Jun 21, 2013

Quantum Computing Explained

Today's computers rely on electrons to deliver information in binary bits, or yes/no, 1/0, on/off.

Laws of quantum physics allow bits to be in multiple states simultaneously so it has the potential to be millions of times more powerful than today's most powerful supercomputers.

Quantum bits, or Qubits are more versatile than standard bits because they can exist in three states instead of two. Current computers represent things as a one or zero, but a quantum computer can render a qubit as representing a one, a zero, or every fraction between one and zero at the same time.

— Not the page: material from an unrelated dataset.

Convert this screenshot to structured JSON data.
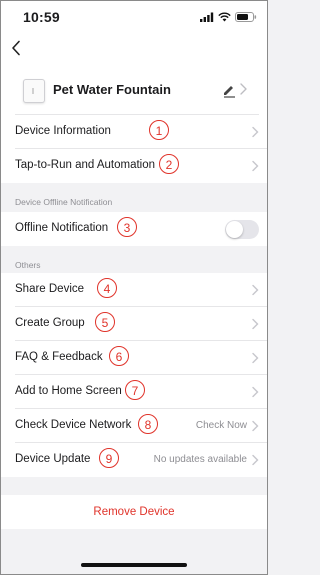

An interesting thing about qubits is that by just looking at one, it changes its state, so scientists had to devise a way to look without the qubit knowing it was being looked at. (Long story, but fascinating)

A 30-qubit quantum computer is approximately as powerful as a 10 teraflop computer. It can solve 10 trillion floating point operations every second vs. an average computer, which performs about seven gigaflops (seven billion) per second. Quantum computers process multiple calculations at once vs. current computers, which process one at a time.

Google and NASA have a 512-qubit quantum computer housed in a 10 foot black cabinet, but do not expect to buy one for your home in the near future. The NASA Ames machine may be upgraded to a 2,048 qubit chip in the next year or two. There are 25.4 million nanometers in one inch and fingernails grow one nanometer every second.